"In Kolumbien wird viel von Pressefreiheit geredet"

Die Wirklichkeit sieht anders aus: Nach wie vor werden Journalisten bedroht und verfolgt. Ein Gespräch mit Claudia Julieta Duque *


Claudia Julieta Duque arbeitet als Journalistin in Kolumbien. Sie wurde unter anderem mit dem »Preis für journalistische Courage« der International Women Foundation ausgezeichnet.

Im vergangenen Jahr wurde Juan Manuel Santos als Nachfolger von Álvaro Uribe zum Staatspräsidenten Kolumbiens gewählt. Können Sie als Journalistin seitdem freier berichten?

Es wird bei uns viel von Pressefreiheit geredet und davon, wie demokratisch unser Land angeblich ist. Tatsache ist aber nach wie vor, daß wir Journalisten täglich Einschüchterungen aller Art ausgesetzt sind. Es hat einige ziemlich absurde Fälle gegeben: Unter Uribe zum Beispiel hatte ein Sportjournalist über Korruption beim Bau eines Fußballstadions in einem Dorf berichtet. Schließlich mußte er ins Ausland flüchten, weil er die Interessen einer Verbrecherorganisation verletzt hatte, die an dem Bau verdienen wollte. In Kolumbien setzt sich leider jeder kritische Journalist Risiken aus.

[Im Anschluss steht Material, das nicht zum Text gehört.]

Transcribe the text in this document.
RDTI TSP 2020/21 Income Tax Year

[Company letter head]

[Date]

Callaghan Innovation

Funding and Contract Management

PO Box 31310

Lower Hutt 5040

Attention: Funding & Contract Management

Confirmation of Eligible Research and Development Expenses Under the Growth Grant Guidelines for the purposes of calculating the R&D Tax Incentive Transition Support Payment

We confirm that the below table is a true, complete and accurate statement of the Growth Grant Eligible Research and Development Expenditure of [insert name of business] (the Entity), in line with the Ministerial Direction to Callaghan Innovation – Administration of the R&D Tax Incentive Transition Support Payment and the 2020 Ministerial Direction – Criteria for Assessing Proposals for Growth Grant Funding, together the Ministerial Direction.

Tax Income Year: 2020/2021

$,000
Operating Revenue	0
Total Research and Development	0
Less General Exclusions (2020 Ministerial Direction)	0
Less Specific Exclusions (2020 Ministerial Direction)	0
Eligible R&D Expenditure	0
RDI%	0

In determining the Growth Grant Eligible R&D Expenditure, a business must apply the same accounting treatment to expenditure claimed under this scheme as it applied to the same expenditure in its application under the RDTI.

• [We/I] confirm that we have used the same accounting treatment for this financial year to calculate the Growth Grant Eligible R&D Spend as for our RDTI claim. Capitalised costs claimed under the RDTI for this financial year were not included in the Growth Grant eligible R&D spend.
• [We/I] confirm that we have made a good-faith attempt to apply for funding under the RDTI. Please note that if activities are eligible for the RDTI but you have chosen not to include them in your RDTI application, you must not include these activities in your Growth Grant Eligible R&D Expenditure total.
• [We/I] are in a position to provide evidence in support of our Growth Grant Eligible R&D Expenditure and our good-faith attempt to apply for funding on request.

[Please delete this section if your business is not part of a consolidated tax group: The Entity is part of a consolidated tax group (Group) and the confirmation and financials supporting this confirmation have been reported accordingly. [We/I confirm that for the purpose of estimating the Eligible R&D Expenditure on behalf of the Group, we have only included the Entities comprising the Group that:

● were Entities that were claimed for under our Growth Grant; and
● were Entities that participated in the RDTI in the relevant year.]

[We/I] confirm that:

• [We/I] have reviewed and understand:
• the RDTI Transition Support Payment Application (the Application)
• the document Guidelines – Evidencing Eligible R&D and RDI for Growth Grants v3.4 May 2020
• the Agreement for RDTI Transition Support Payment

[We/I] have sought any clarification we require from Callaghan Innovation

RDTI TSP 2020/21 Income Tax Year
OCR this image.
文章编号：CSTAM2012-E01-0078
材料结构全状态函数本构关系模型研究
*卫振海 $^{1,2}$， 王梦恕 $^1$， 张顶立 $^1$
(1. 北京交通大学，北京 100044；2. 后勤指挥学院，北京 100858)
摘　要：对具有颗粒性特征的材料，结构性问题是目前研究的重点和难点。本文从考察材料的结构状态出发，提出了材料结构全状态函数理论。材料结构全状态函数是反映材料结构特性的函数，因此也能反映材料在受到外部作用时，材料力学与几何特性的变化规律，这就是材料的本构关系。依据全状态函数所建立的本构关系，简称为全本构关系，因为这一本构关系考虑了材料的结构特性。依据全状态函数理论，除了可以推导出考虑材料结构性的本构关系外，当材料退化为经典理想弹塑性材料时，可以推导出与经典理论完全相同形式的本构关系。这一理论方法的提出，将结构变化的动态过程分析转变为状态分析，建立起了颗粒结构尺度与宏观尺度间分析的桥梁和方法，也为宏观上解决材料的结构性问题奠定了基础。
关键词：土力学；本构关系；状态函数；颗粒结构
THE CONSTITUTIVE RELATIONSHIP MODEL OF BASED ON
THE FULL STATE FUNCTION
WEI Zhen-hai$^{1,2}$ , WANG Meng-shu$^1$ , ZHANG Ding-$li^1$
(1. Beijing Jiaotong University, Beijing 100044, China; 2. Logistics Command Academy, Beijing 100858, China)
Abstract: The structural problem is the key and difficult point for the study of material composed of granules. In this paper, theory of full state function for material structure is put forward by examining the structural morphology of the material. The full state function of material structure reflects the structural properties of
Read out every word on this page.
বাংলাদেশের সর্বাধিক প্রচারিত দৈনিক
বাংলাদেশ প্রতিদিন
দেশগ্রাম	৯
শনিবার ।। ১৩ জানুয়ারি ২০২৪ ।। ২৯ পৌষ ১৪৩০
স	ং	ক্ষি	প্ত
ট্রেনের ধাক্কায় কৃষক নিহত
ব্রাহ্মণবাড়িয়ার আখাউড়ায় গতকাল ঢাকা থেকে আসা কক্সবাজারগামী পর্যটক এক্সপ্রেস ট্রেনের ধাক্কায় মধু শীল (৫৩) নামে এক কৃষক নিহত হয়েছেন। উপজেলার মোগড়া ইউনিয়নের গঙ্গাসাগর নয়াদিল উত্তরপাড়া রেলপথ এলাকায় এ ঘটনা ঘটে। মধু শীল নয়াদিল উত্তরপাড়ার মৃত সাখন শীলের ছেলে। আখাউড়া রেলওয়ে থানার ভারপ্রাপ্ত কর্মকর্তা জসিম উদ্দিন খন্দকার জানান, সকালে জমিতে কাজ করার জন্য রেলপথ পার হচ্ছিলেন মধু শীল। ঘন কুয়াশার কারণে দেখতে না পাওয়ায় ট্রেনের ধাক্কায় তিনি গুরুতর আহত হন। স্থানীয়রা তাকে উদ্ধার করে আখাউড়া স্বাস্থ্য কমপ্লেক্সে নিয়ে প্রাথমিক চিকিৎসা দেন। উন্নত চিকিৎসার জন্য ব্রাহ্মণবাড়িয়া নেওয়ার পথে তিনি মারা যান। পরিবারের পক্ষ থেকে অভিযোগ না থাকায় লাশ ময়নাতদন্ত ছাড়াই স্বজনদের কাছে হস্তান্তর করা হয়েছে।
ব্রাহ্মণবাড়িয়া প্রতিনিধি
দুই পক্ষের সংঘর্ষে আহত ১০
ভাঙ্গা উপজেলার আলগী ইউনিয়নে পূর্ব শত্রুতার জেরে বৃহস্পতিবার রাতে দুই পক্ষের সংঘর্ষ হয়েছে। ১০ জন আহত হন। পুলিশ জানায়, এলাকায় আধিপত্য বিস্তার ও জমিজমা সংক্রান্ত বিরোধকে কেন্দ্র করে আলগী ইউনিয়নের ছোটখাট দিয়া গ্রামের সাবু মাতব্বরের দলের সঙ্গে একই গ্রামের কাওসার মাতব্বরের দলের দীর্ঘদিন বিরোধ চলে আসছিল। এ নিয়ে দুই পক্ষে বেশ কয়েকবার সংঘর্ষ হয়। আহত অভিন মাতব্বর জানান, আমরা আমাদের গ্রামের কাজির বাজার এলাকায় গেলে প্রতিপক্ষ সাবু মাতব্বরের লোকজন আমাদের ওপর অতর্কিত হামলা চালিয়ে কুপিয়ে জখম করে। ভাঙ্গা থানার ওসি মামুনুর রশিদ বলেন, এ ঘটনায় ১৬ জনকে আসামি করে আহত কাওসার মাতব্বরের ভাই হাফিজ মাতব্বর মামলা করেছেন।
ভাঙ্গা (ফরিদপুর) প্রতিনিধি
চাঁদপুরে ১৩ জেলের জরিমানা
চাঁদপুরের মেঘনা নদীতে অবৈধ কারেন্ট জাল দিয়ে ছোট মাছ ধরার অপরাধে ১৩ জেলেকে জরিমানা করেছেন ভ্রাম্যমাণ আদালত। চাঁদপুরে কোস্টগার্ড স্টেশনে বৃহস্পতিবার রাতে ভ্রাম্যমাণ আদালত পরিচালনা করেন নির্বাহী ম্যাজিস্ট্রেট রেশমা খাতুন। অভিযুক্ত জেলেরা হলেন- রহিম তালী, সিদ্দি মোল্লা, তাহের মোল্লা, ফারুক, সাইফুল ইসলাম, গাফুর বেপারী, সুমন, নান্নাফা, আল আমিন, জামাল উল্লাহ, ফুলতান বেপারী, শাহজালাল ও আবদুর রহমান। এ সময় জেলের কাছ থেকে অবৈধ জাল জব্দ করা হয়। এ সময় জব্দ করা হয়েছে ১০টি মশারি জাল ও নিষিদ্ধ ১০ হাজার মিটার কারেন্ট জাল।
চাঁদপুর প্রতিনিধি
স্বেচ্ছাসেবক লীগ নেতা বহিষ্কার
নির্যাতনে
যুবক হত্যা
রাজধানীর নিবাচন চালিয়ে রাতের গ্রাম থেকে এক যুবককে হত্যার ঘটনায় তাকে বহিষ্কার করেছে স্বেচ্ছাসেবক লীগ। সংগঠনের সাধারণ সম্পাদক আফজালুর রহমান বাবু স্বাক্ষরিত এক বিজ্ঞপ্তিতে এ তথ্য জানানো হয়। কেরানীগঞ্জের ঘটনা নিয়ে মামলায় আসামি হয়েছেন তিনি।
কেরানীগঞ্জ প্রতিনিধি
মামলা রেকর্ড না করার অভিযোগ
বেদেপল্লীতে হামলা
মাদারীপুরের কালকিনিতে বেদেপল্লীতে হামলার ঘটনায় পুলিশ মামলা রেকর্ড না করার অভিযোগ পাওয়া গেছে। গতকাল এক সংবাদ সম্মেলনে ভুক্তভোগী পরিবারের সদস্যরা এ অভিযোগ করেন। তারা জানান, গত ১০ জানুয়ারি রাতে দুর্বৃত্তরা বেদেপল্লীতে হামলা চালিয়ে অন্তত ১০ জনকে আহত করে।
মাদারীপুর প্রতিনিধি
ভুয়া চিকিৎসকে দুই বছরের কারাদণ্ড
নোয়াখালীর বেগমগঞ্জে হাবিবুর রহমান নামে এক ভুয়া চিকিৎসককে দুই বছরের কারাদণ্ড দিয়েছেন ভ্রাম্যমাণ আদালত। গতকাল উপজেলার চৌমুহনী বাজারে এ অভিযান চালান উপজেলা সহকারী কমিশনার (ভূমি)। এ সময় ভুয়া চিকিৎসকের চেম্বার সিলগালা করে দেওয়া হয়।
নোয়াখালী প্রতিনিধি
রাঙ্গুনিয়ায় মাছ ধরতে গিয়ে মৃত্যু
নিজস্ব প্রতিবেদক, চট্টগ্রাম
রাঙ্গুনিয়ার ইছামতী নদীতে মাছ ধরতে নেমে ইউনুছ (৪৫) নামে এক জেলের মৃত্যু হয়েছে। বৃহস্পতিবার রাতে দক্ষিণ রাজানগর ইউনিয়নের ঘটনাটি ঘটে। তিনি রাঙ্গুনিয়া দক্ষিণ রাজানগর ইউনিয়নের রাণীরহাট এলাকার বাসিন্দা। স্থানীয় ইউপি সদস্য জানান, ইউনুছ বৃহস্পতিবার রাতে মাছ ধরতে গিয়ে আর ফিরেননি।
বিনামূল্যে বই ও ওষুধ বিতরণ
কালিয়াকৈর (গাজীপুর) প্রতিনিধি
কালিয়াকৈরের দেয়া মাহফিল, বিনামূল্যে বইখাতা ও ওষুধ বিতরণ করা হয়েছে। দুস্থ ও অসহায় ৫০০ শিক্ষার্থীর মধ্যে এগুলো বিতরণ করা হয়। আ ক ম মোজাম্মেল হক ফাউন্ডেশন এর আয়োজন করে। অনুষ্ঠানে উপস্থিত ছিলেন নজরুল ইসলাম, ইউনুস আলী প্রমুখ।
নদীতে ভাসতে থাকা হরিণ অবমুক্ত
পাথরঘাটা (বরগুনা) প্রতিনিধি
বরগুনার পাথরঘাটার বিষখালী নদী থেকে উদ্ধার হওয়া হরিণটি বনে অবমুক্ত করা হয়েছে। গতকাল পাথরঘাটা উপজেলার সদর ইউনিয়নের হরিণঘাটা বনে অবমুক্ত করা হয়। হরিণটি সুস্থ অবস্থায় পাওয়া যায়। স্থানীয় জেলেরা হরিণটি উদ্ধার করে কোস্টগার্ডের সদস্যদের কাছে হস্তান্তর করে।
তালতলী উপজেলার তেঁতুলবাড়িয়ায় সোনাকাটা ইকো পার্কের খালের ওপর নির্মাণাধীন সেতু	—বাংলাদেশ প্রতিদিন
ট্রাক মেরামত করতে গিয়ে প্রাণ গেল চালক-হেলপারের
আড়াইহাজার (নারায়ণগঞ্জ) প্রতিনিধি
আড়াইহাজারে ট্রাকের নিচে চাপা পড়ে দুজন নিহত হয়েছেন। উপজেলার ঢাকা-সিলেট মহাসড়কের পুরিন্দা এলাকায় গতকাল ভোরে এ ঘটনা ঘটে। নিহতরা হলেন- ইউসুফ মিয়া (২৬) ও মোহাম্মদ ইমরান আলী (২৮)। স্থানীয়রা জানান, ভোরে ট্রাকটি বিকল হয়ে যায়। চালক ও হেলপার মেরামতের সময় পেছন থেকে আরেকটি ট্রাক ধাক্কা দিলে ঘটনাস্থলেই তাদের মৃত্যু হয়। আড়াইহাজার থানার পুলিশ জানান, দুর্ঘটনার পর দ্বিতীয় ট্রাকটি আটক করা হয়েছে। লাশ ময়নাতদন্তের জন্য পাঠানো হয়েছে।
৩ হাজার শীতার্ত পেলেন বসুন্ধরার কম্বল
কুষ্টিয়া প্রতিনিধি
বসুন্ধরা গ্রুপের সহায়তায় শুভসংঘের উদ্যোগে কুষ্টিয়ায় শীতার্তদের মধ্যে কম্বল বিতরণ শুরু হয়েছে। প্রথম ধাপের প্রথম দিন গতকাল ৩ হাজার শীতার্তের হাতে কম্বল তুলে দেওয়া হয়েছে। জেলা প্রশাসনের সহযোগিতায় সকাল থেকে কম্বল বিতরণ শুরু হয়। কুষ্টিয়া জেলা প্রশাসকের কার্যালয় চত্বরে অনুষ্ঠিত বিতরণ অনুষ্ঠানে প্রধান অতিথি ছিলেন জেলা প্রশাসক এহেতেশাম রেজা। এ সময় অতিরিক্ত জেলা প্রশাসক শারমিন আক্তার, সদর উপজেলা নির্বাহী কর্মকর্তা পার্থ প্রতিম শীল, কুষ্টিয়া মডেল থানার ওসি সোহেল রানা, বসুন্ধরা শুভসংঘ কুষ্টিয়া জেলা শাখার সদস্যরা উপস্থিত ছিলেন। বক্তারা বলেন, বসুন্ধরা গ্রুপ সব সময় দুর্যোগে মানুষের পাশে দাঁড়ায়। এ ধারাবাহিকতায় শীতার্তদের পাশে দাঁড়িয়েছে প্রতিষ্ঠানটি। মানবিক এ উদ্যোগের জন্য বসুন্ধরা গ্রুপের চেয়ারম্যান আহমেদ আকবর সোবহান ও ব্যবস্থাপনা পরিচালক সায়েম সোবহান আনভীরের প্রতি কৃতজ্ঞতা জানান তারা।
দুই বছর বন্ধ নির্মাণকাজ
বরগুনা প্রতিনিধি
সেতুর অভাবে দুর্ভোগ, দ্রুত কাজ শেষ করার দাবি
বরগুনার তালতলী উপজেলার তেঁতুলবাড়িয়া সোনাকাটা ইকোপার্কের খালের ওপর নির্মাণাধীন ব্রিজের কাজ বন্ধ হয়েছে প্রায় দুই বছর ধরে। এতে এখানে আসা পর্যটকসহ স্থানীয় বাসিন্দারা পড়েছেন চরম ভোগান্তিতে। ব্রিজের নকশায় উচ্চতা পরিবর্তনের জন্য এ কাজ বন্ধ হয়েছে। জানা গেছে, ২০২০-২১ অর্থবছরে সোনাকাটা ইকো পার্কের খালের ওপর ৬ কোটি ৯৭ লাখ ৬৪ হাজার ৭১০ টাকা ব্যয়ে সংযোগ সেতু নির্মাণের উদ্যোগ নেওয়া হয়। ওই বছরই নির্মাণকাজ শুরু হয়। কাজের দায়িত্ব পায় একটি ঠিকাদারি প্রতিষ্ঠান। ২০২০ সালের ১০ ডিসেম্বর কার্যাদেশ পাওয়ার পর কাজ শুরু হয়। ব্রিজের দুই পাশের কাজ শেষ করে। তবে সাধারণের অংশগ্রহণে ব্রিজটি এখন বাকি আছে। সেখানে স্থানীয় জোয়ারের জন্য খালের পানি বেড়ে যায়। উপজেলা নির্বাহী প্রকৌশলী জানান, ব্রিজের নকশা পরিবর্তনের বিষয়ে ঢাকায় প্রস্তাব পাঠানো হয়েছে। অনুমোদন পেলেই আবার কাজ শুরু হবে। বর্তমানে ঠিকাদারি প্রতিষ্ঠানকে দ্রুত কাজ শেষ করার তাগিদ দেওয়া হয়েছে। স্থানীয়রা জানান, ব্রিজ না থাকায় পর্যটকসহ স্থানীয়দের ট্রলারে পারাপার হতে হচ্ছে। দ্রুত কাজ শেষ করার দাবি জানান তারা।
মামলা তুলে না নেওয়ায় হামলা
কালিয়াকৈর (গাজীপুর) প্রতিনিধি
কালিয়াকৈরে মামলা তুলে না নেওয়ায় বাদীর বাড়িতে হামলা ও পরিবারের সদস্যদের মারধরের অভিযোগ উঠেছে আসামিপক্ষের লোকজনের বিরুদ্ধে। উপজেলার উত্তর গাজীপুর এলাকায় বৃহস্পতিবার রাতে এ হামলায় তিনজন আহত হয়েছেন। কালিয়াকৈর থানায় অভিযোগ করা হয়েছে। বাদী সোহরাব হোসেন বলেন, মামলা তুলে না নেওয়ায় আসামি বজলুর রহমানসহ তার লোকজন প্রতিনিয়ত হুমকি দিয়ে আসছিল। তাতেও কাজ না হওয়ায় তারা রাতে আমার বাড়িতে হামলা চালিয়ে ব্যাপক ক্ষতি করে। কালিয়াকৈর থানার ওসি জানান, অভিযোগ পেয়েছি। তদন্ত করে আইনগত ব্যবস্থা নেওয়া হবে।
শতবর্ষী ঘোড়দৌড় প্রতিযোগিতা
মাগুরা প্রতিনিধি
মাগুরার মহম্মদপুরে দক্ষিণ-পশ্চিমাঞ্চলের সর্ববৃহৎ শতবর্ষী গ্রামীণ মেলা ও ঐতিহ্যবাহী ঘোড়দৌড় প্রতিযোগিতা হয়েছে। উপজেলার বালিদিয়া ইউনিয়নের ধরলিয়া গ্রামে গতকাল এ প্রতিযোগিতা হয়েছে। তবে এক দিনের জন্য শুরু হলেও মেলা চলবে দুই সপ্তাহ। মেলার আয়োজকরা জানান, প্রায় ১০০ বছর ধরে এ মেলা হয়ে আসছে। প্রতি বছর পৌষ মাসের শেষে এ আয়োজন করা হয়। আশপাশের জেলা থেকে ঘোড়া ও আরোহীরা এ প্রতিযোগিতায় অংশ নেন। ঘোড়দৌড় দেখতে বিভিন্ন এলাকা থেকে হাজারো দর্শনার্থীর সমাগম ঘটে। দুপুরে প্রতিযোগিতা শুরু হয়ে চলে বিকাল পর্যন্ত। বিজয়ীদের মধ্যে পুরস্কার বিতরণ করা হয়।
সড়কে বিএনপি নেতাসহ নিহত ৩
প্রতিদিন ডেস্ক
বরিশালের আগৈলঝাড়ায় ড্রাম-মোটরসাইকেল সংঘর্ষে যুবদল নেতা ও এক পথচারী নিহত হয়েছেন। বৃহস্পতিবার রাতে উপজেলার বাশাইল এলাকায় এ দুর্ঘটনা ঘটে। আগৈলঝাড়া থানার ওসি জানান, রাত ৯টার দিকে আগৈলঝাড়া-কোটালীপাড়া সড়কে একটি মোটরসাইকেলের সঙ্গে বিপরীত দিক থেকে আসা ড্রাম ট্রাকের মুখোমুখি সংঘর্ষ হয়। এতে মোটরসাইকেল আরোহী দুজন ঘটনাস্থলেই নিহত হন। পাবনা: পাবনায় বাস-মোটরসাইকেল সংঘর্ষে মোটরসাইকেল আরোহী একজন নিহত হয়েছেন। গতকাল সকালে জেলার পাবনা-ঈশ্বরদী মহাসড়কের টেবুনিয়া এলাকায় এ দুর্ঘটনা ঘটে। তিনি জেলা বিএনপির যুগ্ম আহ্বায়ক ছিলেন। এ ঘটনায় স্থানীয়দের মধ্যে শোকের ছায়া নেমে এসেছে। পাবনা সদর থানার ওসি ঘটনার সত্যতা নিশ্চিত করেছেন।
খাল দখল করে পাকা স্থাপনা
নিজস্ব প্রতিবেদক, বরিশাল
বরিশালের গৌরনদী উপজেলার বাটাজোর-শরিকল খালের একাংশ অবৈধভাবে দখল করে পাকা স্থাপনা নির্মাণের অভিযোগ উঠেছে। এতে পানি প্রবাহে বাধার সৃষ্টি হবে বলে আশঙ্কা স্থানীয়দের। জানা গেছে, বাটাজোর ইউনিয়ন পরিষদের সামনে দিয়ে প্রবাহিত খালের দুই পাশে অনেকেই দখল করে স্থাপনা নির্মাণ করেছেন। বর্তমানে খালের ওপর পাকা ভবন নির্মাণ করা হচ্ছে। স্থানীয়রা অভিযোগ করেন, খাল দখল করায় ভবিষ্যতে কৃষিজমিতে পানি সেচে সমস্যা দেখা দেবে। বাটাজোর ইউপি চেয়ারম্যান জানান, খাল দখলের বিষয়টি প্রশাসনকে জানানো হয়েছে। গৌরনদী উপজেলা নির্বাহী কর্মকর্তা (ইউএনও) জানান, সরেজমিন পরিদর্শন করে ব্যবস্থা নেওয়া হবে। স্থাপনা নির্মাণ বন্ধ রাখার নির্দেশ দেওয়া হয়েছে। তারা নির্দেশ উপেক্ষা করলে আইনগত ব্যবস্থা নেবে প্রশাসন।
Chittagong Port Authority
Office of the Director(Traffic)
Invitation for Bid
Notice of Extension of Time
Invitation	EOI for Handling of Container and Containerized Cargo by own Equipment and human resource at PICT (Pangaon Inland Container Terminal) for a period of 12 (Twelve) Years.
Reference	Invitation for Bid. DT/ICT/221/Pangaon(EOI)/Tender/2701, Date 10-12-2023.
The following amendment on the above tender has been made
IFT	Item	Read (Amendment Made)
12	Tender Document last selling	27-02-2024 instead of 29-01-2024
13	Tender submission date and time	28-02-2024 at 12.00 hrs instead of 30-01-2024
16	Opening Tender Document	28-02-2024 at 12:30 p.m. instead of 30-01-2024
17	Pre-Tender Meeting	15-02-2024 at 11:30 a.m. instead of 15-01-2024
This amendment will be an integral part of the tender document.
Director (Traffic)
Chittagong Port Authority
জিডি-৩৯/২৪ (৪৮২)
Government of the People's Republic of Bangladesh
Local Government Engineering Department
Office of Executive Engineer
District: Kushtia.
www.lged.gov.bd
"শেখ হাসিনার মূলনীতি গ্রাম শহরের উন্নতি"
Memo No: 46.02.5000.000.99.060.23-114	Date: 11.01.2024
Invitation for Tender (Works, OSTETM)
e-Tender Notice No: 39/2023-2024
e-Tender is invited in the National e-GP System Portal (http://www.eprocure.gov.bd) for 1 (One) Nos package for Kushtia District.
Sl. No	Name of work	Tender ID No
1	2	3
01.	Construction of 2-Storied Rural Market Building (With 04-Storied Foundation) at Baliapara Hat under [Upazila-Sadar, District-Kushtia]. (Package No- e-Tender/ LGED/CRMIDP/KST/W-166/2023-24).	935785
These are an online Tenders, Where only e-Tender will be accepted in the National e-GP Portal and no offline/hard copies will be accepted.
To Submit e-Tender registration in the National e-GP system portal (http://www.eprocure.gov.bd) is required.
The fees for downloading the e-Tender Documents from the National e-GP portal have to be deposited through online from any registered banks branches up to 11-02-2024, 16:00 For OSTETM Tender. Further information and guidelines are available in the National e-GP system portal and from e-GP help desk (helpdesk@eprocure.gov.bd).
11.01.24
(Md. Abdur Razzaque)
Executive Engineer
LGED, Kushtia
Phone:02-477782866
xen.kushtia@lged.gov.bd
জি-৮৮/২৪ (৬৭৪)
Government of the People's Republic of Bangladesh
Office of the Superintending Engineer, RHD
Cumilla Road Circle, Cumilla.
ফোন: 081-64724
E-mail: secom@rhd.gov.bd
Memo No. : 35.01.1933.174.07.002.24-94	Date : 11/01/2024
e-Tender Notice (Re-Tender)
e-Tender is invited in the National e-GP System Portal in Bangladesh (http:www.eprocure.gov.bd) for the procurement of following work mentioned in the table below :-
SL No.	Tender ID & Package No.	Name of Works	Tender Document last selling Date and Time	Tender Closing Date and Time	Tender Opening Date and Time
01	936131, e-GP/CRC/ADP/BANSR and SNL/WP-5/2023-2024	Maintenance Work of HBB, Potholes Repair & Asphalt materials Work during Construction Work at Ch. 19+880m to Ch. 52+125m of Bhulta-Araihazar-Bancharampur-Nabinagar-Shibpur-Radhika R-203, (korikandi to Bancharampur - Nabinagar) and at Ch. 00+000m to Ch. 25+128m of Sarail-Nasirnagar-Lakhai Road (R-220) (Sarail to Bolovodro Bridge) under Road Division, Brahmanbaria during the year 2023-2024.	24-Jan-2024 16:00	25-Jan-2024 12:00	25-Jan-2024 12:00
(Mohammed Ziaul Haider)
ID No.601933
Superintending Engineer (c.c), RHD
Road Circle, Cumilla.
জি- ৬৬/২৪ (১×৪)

Hat sich seit dem Wechsel im Amt des Staatspräsidenten überhaupt etwas für Ihre Profession verändert?

Wir können jetzt relativ problemlos über Korruption berichten, auch die Regierung ist an der Aufdeckung von Fällen aus der Zeit Uribes interessiert. Sie bedient sich dabei sehr geschickt der Medien. Das kann aber auch mit internen Machtkämpfen zwischen Uribe und Santos zusammenhängen.

Also gibt es jetzt unter dem Strich mehr Pressefreiheit?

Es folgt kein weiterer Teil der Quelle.